Was Job a sinner like the rest of us? Well, in the midst of Job’s suffering, after Satan has afflicted him, he asks God, “How many are my iniquities and sins? Make me to know my transgression and my sin. Wherefore hidest thou thy face, and holdest me for thine enemy?… For thou writest bitter things against me, and makest me to possess the iniquities of my youth.” (Job 13:23-26)
The reference to iniquities in his youth show that Job was not perfect in the sense of being sinless. However, exposing those sins is not the purpose of the Job book, for when you read the beginning, you see no mention of God punishing him for those sins. Like every man, Job had his flaws, but when God spoke to Satan about Job, He left the past in the past and focused on Job’s good points.
“Hast thou considered my servant Job, that there is none like him in the earth, a perfect and an upright man, one that feareth God, and escheweth evil?” (Job 1:8 KJV)
Job was a man like no other, and God had blessed him in his work. Throughout the land there was no equal when it came to fearing God and eschewing evil (to eschew evil = tell evil to “shoo!”)
God spoke glowingly to Satan of Job’s perfect behavior, just as He spoke well of His creation in the book of Genesis. He called everything He made “very good,” not “very bad.” Even after the first people sinned, he didn’t call them bad names. Instead, He provided the promise of a Savior, the “seed of the woman” who would crush the serpent’s head (Genesis 3:15)
Do you feel guilty over something you’ve done? Do sins of the past continue to haunt you? If so, what do you imagine God would say? Would He yell at you to stop messing up and order you to get your act together?
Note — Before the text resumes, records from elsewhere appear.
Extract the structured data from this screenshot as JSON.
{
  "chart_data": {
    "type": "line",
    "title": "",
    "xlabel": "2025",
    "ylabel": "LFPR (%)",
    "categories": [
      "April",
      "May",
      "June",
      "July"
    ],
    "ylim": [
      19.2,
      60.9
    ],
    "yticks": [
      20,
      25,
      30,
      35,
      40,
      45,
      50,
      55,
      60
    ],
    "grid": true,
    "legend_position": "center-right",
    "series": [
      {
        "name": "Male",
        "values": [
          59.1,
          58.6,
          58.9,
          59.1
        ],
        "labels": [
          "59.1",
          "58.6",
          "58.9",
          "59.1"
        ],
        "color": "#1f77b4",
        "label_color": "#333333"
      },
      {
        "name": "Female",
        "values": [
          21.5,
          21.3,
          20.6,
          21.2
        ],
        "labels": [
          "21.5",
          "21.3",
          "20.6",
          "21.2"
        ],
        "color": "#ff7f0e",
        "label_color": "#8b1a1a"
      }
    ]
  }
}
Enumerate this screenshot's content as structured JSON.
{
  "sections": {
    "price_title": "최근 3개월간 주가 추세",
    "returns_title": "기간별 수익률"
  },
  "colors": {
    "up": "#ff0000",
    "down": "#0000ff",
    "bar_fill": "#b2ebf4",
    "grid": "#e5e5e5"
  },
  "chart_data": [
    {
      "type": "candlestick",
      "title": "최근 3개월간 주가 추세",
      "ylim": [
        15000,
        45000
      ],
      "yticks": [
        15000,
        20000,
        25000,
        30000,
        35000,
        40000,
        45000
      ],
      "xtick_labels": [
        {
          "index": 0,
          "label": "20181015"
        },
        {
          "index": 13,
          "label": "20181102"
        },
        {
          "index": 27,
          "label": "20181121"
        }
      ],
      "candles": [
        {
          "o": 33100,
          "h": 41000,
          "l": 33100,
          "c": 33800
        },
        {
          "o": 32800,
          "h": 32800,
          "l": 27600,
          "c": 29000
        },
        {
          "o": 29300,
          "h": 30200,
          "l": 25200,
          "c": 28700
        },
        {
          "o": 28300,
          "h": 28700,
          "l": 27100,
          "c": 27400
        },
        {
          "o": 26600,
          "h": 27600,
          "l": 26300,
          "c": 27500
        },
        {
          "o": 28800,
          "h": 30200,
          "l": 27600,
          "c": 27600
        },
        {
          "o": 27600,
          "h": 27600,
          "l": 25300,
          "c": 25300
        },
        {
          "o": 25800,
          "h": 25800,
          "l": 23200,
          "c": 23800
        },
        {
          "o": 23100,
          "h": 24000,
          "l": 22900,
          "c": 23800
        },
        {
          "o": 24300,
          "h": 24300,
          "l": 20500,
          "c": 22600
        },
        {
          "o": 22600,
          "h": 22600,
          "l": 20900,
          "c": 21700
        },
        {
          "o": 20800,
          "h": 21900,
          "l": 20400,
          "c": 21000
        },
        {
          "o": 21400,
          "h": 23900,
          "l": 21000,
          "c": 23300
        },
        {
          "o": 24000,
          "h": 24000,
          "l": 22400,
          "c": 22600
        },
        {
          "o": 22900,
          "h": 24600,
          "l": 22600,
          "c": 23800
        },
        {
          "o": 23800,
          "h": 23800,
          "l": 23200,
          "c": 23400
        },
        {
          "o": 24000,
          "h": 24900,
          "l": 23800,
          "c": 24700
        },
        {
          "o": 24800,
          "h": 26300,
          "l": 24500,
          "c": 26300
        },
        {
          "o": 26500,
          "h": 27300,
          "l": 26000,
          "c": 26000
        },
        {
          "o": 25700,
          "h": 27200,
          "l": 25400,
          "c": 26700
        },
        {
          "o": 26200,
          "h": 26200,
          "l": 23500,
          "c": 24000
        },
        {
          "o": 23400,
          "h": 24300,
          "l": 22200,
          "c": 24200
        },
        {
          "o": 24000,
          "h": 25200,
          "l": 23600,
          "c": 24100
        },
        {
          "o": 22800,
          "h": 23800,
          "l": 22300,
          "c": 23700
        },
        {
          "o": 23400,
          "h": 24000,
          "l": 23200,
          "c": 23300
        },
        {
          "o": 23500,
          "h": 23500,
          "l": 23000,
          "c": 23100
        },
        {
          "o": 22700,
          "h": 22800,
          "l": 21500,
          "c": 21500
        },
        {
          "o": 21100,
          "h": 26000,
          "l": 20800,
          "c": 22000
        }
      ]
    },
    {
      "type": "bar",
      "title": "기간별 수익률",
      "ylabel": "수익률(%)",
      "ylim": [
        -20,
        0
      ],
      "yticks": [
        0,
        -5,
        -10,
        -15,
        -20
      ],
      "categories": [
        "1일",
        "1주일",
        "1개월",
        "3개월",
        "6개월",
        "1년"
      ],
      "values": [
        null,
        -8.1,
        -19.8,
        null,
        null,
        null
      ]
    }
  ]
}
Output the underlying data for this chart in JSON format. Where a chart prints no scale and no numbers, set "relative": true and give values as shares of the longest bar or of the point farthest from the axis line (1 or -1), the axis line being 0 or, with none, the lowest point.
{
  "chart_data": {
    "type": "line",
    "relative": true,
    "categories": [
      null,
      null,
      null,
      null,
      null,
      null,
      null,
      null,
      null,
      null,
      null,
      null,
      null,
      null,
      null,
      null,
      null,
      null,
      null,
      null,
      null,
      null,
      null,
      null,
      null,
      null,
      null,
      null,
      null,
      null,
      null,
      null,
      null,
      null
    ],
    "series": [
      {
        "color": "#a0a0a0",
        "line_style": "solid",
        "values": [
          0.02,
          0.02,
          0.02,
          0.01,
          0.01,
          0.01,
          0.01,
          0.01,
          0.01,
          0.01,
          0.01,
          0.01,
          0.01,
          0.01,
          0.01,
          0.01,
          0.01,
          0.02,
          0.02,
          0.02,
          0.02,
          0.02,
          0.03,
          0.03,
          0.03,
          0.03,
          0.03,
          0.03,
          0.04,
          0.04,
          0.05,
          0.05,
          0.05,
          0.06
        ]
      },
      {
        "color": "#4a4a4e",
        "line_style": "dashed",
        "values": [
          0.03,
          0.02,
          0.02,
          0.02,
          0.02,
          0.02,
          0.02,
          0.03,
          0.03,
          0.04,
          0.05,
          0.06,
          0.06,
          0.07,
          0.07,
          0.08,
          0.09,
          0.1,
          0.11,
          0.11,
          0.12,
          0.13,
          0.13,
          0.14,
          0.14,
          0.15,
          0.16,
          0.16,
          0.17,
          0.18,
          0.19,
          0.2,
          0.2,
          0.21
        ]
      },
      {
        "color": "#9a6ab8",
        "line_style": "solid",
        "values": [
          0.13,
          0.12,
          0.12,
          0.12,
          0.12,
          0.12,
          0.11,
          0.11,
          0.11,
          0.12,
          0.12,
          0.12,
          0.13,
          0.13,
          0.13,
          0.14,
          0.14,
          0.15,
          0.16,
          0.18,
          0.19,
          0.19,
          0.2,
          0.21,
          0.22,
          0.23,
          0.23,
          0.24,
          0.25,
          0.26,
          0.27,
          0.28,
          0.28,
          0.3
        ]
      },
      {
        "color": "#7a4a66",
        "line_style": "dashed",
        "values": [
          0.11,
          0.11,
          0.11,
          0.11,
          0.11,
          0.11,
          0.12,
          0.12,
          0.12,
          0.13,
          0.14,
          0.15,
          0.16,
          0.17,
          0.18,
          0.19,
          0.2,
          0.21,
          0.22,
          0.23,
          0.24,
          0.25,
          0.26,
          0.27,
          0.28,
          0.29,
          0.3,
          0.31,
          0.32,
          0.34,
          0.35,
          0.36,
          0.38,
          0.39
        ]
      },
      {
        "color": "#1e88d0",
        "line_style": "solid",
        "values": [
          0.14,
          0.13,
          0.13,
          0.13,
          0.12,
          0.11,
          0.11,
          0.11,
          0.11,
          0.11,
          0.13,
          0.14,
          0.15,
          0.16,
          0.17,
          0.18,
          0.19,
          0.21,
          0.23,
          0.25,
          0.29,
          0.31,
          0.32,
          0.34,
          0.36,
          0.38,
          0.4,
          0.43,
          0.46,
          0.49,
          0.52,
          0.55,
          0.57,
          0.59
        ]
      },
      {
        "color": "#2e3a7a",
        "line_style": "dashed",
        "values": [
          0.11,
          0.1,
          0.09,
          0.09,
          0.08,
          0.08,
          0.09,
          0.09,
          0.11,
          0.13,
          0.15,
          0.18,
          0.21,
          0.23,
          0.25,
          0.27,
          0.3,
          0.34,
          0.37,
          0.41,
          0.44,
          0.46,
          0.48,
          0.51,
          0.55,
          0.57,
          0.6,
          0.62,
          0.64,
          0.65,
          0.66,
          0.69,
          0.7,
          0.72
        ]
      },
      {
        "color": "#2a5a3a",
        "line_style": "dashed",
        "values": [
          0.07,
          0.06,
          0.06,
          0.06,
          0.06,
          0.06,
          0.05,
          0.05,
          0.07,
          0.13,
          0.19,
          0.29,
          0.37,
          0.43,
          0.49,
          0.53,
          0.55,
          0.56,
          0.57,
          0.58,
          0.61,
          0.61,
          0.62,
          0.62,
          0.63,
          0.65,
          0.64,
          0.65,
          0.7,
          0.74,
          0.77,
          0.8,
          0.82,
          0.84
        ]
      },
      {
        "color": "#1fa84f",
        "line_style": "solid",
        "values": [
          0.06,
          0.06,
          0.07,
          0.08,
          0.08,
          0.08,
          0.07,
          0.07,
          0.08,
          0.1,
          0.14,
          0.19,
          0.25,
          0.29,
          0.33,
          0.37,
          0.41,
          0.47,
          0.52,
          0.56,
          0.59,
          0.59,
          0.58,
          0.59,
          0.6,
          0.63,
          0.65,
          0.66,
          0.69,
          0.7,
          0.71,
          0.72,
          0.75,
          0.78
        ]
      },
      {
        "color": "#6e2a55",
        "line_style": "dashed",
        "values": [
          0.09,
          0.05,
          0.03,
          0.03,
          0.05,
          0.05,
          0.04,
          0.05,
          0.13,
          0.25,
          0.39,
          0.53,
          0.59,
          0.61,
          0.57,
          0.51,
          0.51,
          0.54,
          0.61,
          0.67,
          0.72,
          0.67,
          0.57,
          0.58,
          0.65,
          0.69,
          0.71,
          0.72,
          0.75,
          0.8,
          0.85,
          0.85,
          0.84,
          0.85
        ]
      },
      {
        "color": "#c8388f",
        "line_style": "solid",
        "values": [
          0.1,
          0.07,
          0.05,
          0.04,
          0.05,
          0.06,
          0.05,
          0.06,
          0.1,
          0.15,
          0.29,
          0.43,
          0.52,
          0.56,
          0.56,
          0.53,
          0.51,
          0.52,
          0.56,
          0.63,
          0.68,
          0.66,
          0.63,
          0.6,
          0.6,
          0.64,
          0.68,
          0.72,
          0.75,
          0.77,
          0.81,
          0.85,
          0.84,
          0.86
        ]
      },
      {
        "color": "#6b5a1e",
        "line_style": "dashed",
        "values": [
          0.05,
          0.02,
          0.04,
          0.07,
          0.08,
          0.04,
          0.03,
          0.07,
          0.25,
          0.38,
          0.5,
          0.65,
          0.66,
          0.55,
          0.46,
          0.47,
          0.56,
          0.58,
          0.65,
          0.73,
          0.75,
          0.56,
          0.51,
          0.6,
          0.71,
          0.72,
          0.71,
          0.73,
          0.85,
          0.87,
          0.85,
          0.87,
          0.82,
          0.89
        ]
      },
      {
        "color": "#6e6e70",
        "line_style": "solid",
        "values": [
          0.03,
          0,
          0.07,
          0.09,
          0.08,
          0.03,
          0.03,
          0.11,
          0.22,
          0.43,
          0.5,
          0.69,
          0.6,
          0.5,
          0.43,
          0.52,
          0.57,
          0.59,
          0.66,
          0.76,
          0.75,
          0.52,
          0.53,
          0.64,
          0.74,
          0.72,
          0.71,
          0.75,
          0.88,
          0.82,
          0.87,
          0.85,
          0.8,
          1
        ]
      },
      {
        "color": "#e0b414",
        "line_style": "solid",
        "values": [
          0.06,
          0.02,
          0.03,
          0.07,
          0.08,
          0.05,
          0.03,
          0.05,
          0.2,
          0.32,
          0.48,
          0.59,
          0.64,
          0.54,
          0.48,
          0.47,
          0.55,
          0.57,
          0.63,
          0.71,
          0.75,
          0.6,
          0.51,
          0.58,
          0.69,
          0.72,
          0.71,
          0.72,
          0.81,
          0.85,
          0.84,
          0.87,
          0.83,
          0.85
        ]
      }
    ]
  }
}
Note that God did not accuse Job before Satan. Satan was the one who accused Job before God. “If you take away his blessings, he’ll curse you to your face.”
For the purpose of proving Satan wrong, God allowed him to afflict Job – not once, but twice. Job lost his business and his family in one day. It was all wiped out. His business was attacked by Sabeans and Chaldeans. All his animals were killed and so were all his employees.
In fact, before every test Job endures, God is quick to point out what Job has done right.
“Hast thou considered my servant Job, that there is none like him in the earth, a perfect and an upright man, one that feareth God, and escheweth evil? And still he holdeth fast his integrity, although thou movedst me against him, to destroy him without a cause.” (Job 2:3)
Although it may seem as if God was, in fact, punishing Job, the purpose of the test is clearly not to find fault with Job but to prove the glory of God’s good name. For the sufferings of Job are nothing compared to the sufferings of Christ, yet in the book of Job we find some small picture of those sufferings, and (at the end) a spiritual resurrection from the dead.